Returning to spending limits would enhance fiscal credibility. Spending limits have been an important anchor for fiscal policy in Finland. While the limits were appropriately relaxed in response to the COVID emergency, they were further increased for 2022 and 2023, partly to accommodate additional spending in the government program. The government already plans some spending cuts in 2023, but IMF staff recommend returning to the original limit in the context of the medium-term fiscal adjustment.

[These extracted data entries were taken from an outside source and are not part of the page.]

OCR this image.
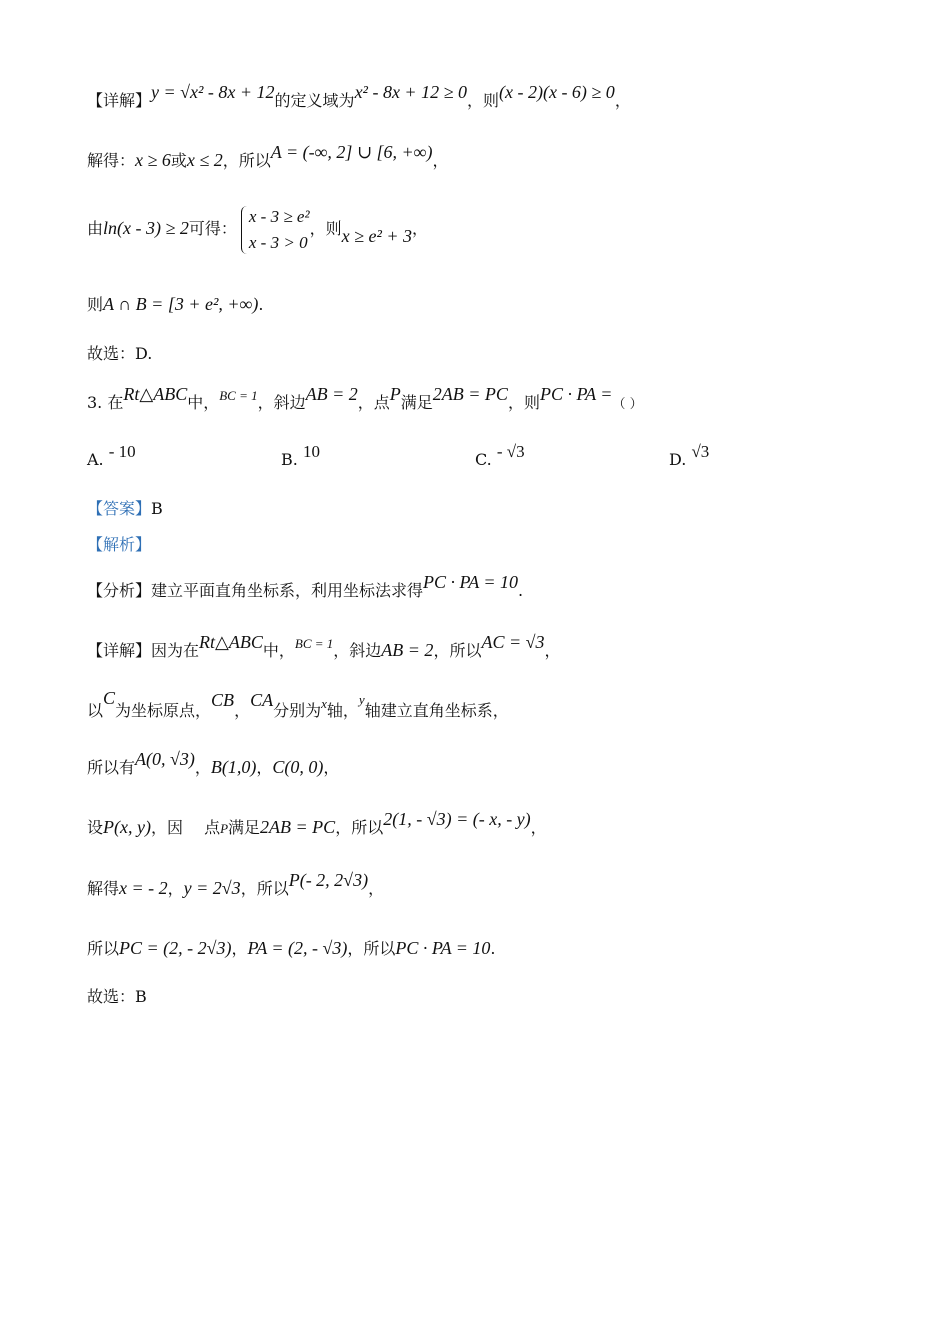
【详解】y = √x² - 8x + 12的定义域为x² - 8x + 12 ≥ 0，则(x - 2)(x - 6) ≥ 0，
解得：x ≥ 6或x ≤ 2，所以A = (-∞, 2] ∪ [6, +∞)，
由ln(x - 3) ≥ 2可得：
x - 3 ≥ e²
x - 3 > 0
，则x ≥ e² + 3，
则A ∩ B = [3 + e², +∞).
故选：D.
3. 在Rt△ABC中，$^{BC = 1}$，斜边AB = 2，点P满足2AB = PC，则PC · PA =（ ）
A. - 10	B. 10	C. - √3	D. √3
【答案】B
【解析】
【分析】建立平面直角坐标系，利用坐标法求得PC · PA = 10.
【详解】因为在Rt△ABC中，$^{BC = 1}$，斜边AB = 2，所以AC = √3，
以C为坐标原点，CB，CA分别为$^x$轴，$^y$轴建立直角坐标系，
所以有A(0, √3)，B(1,0)，C(0, 0)，
设P(x, y)，因　 点P满足2AB = PC，所以2(1, - √3) = (- x, - y)，
解得x = - 2，y = 2√3，所以P(- 2, 2√3)，
所以PC = (2, - 2√3)，PA = (2, - √3)，所以PC · PA = 10.
故选：B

Achieving the goal of net-zero emissions

A more comprehensive suite of policies is needed to reach the climate goal of net-zero emissions by 2035. Estimates from the Ministry of Environment indicate that the current measures would not be sufficient to bring emissions to the target. Additional policies could include increasing and better harmonizing carbon pricing across sectors, reinforced by fiscal incentives across different sectors including the use of feebates.

Enhancing Financial and Macroprudential Policies

The financial system has weathered the pandemic well. Banks are well-capitalized, liquid, and profitable, and the lowering of structural capital buffer requirements at the onset of the pandemic provided additional lending and loss-absorbing capacity. Furthermore, corporate and household balance sheets appear to have been relatively unscathed from the pandemic, after the expiry of support measures. But the banking sector is large and highly concentrated, and banks are highly exposed to residential and commercial real estate, the latter facing headwinds from the pandemic. Also, the increase and changing composition of household debt towards consumer and housing company loans has added to borrower-side vulnerabilities.

Staff recommend that more be done to enhance the macroprudential toolkit. Completing the planned government review of the tax treatment of different housing financing options would help address the compositional changes in household debt. In addition to current proposals on borrower-based macroprudential tools—including, inter alia, loan-to-value limits for housing company loans—the toolkit should be enhanced further to include (i) a debt-to-income (DTI) cap reflecting growing household debt vulnerabilities and in line with steps taken in many other countries; and (ii) supplementing the DTI cap with a debt-service-to-income cap once the new comprehensive credit registry is operational. These borrower-based measures could be tailored to account for traditionally less risky borrowers, e.g., first-time homebuyers as suggested by some international experience.

Restoring and reconfiguring capital based macroprudential buffers would also strengthen macrofinancial resilience. IMF staff recommend that structural capital buffer requirements be returned to pre-pandemic levels to rebuild resilience against the structural risks of the financial system. There are currently no obvious signs of real estate overvaluation or a buildup in aggregate cyclical systemic risks, but household vulnerabilities are rising. The authorities could therefore also consider the use of targeted capital requirements to build resilience against rising household vulnerabilities. Finnish legislation that codifies capital buffer requirement settings could be modified to introduce a positive neutral countercyclical capital buffer rate, building macroprudential policy space.

The mission thanks the authorities and our other counterparts for the constructive policy dialogue and productive collaboration.